A National Geographic story says blacktips have run-ins with humans often, because they nurse pups in shallow waters during their mating season. “Because so many can be found in and around Florida,” the magazine says, “scientists suspect that they can be credited with the majority of shark bites, though a fatality has never been recorded.”
Read: How Many Sharks Are Left?
Blacktips can grow to be about 6.5 feet long and get their name from the black tips on their fins, according to the Northeast Fisheries Science Center, part of the U.S. National Oceanic and Atmospheric Administration. Their backs are dark gray, blue-gray or “dusky bronze” and they have a “light, conspicuous wedge-shaped band or Z-shaped line on [their] sides beginning near [the] pectoral fins, gradually widening rearward to [the] pelvic fins to merge with [the] white on [their] belly.”

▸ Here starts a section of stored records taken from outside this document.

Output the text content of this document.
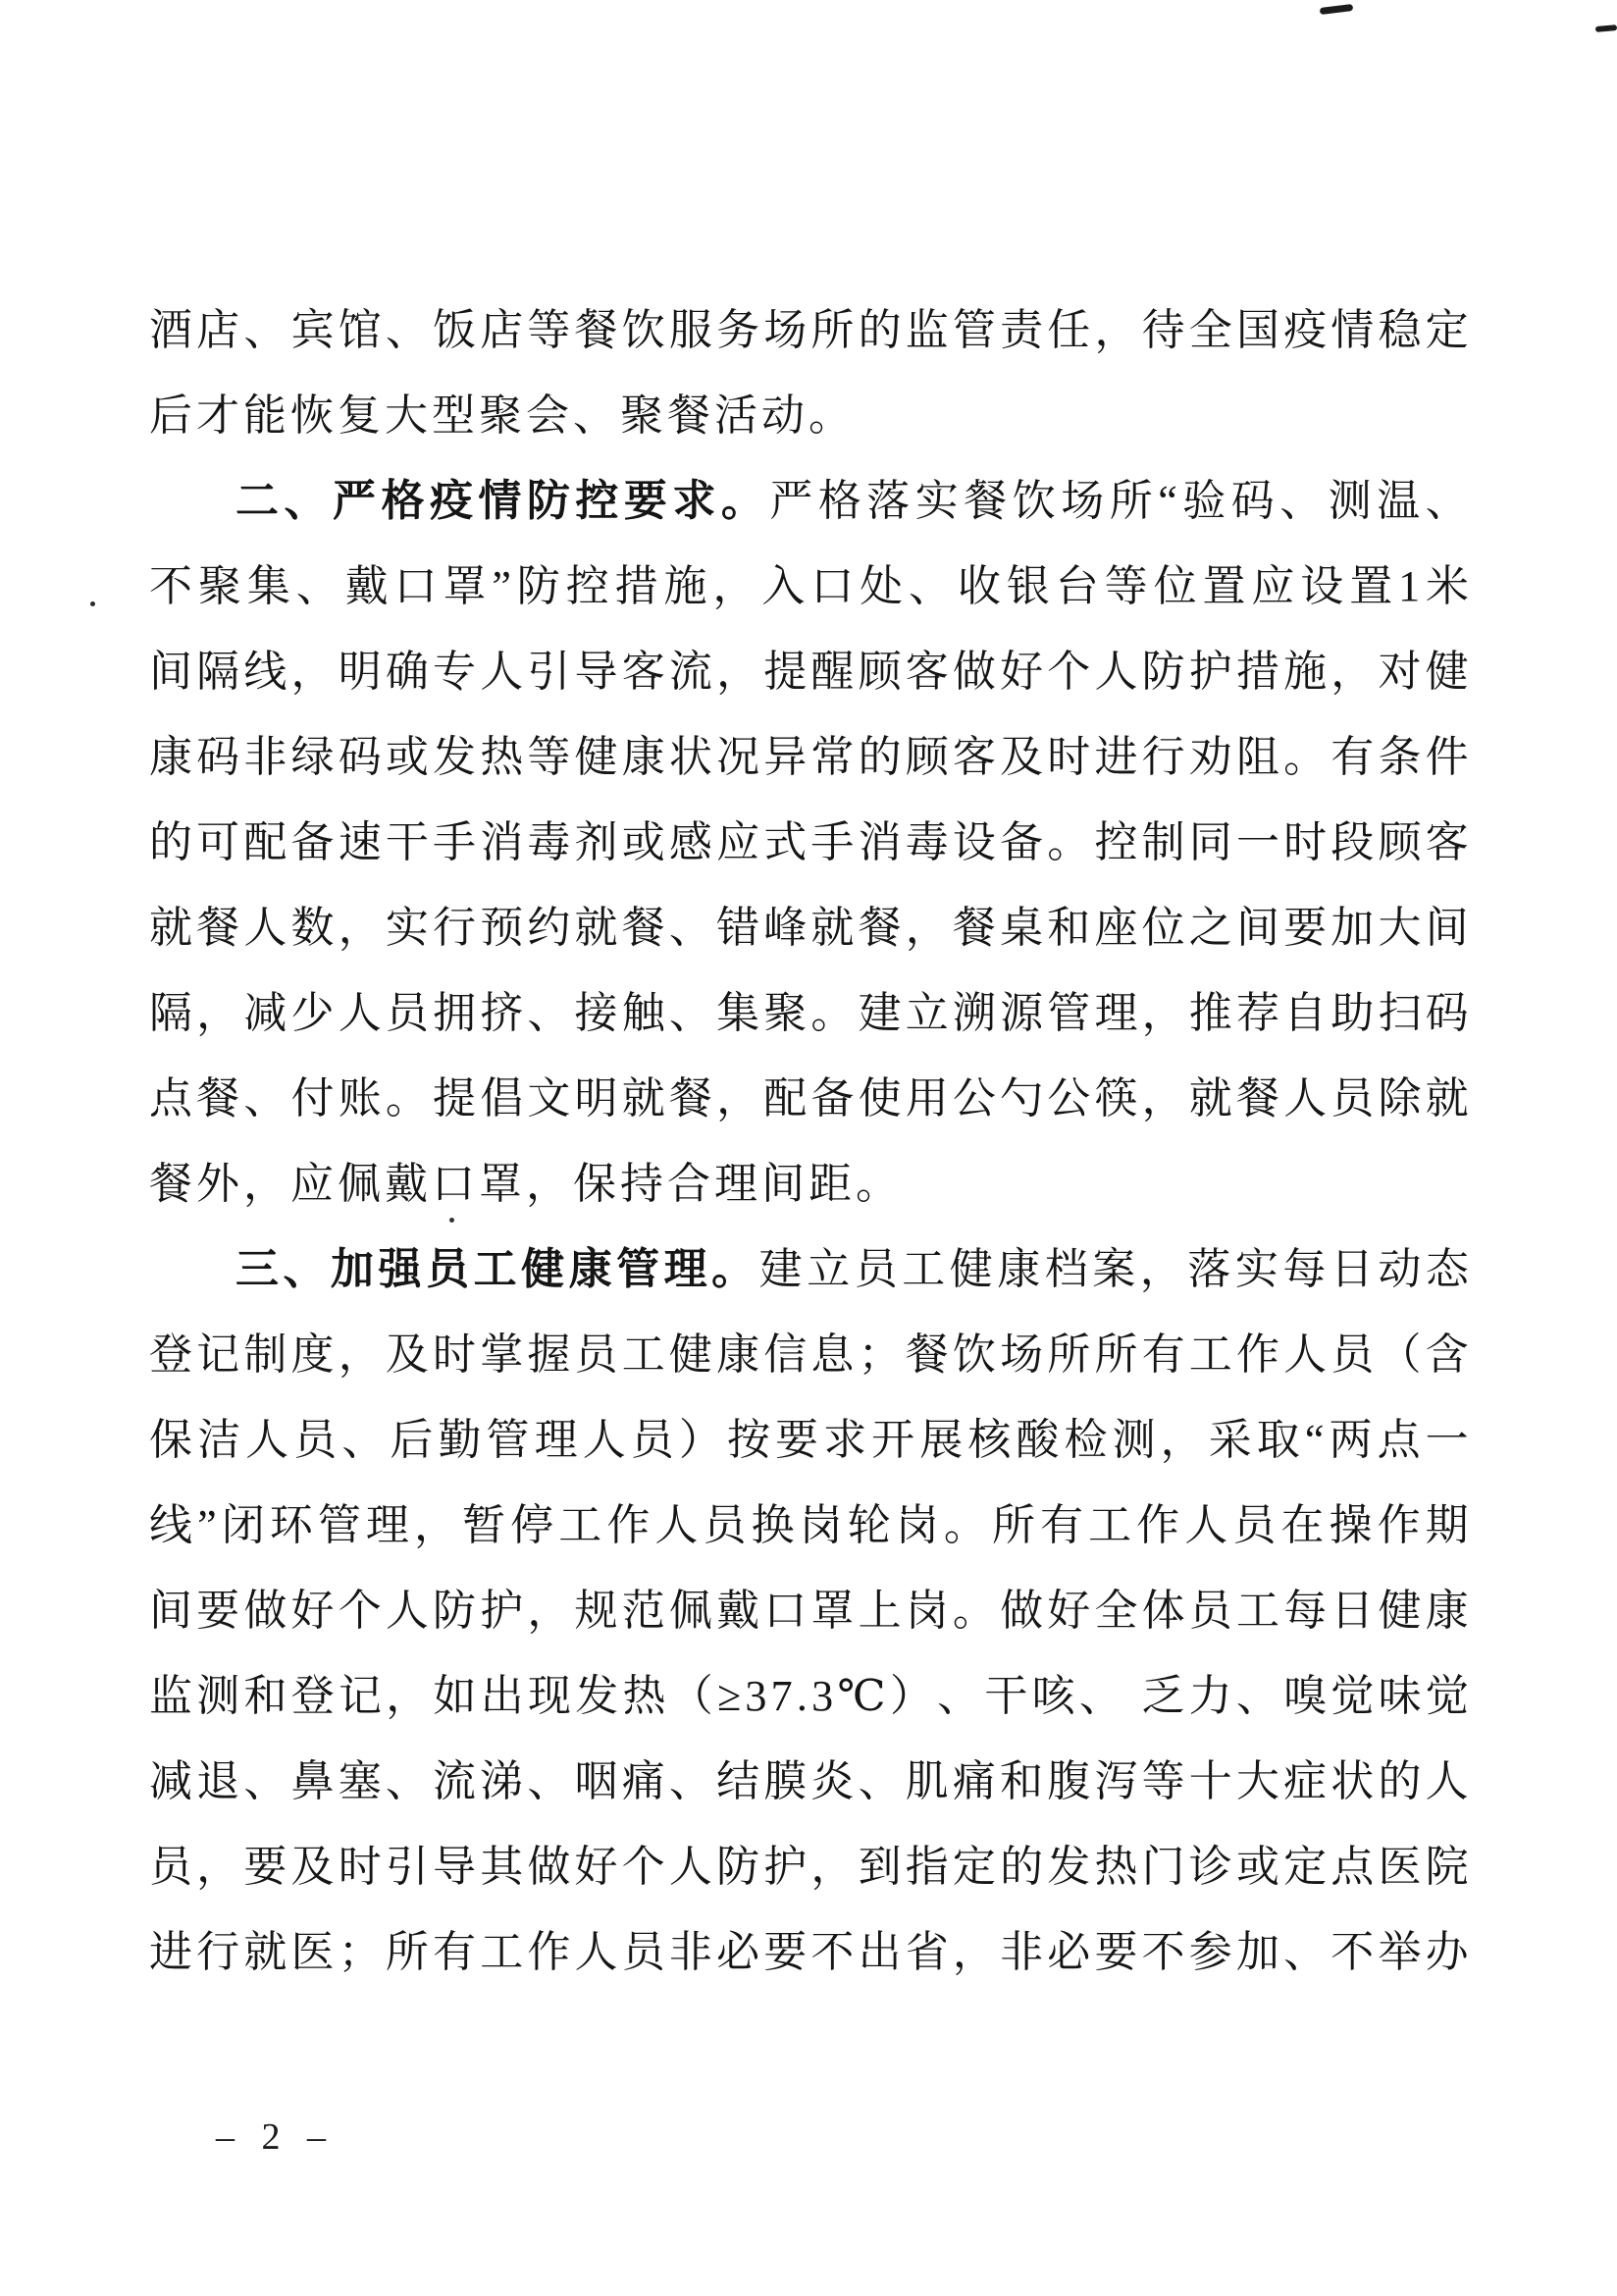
酒 店 、 宾 馆 、 饭 店 等 餐 饮 服 务 场 所 的 监 管 责 任 ， 待 全 国 疫 情 稳 定
后才能恢复大型聚会、聚餐活动。
二 、 严 格 疫 情 防 控 要 求 。 严 格 落 实 餐 饮 场 所 “ 验 码 、 测 温 、
不 聚 集 、 戴 口 罩 ” 防 控 措 施 ， 入 口 处 、 收 银 台 等 位 置 应 设 置 1 米
间 隔 线 ， 明 确 专 人 引 导 客 流 ， 提 醒 顾 客 做 好 个 人 防 护 措 施 ， 对 健
康 码 非 绿 码 或 发 热 等 健 康 状 况 异 常 的 顾 客 及 时 进 行 劝 阻 。 有 条 件
的 可 配 备 速 干 手 消 毒 剂 或 感 应 式 手 消 毒 设 备 。 控 制 同 一 时 段 顾 客
就 餐 人 数 ， 实 行 预 约 就 餐 、 错 峰 就 餐 ， 餐 桌 和 座 位 之 间 要 加 大 间
隔 ， 减 少 人 员 拥 挤 、 接 触 、 集 聚 。 建 立 溯 源 管 理 ， 推 荐 自 助 扫 码
点 餐 、 付 账 。 提 倡 文 明 就 餐 ， 配 备 使 用 公 勺 公 筷 ， 就 餐 人 员 除 就
餐外，应佩戴口罩，保持合理间距。
三 、 加 强 员 工 健 康 管 理 。 建 立 员 工 健 康 档 案 ， 落 实 每 日 动 态
登 记 制 度 ， 及 时 掌 握 员 工 健 康 信 息 ； 餐 饮 场 所 所 有 工 作 人 员 （ 含
保 洁 人 员 、 后 勤 管 理 人 员 ） 按 要 求 开 展 核 酸 检 测 ， 采 取 “ 两 点 一
线 ” 闭 环 管 理 ， 暂 停 工 作 人 员 换 岗 轮 岗 。 所 有 工 作 人 员 在 操 作 期
间 要 做 好 个 人 防 护 ， 规 范 佩 戴 口 罩 上 岗 。 做 好 全 体 员 工 每 日 健 康
监 测 和 登 记 ， 如 出 现 发 热 （ ≥ 3 7 . 3 ℃ ） 、 干 咳 、
乏 力 、 嗅 觉 味 觉
减 退 、 鼻 塞 、 流 涕 、 咽 痛 、 结 膜 炎 、 肌 痛 和 腹 泻 等 十 大 症 状 的 人
员 ， 要 及 时 引 导 其 做 好 个 人 防 护 ， 到 指 定 的 发 热 门 诊 或 定 点 医 院
进 行 就 医 ； 所 有 工 作 人 员 非 必 要 不 出 省 ， 非 必 要 不 参 加 、 不 举 办
– 2 –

The sharks were one of various Atlantic shark species that suffered huge population declines between the late 1970s and the 1990s — as a result of overfishing and in part due to a backlash against sharks that has been attributed to the movie “Jaws.” Larger species like the blacktips were hit hardest, because they are more attractive to fishermen and at the same time produce fewer offspring than smaller sharks. But a recent study shows blacktips are on the rebound. Seven types of sharks were measured in the study, six of which were found to have made population gains since NOAA’s National Marine Fishery Service began regulating shark fishing in 1993.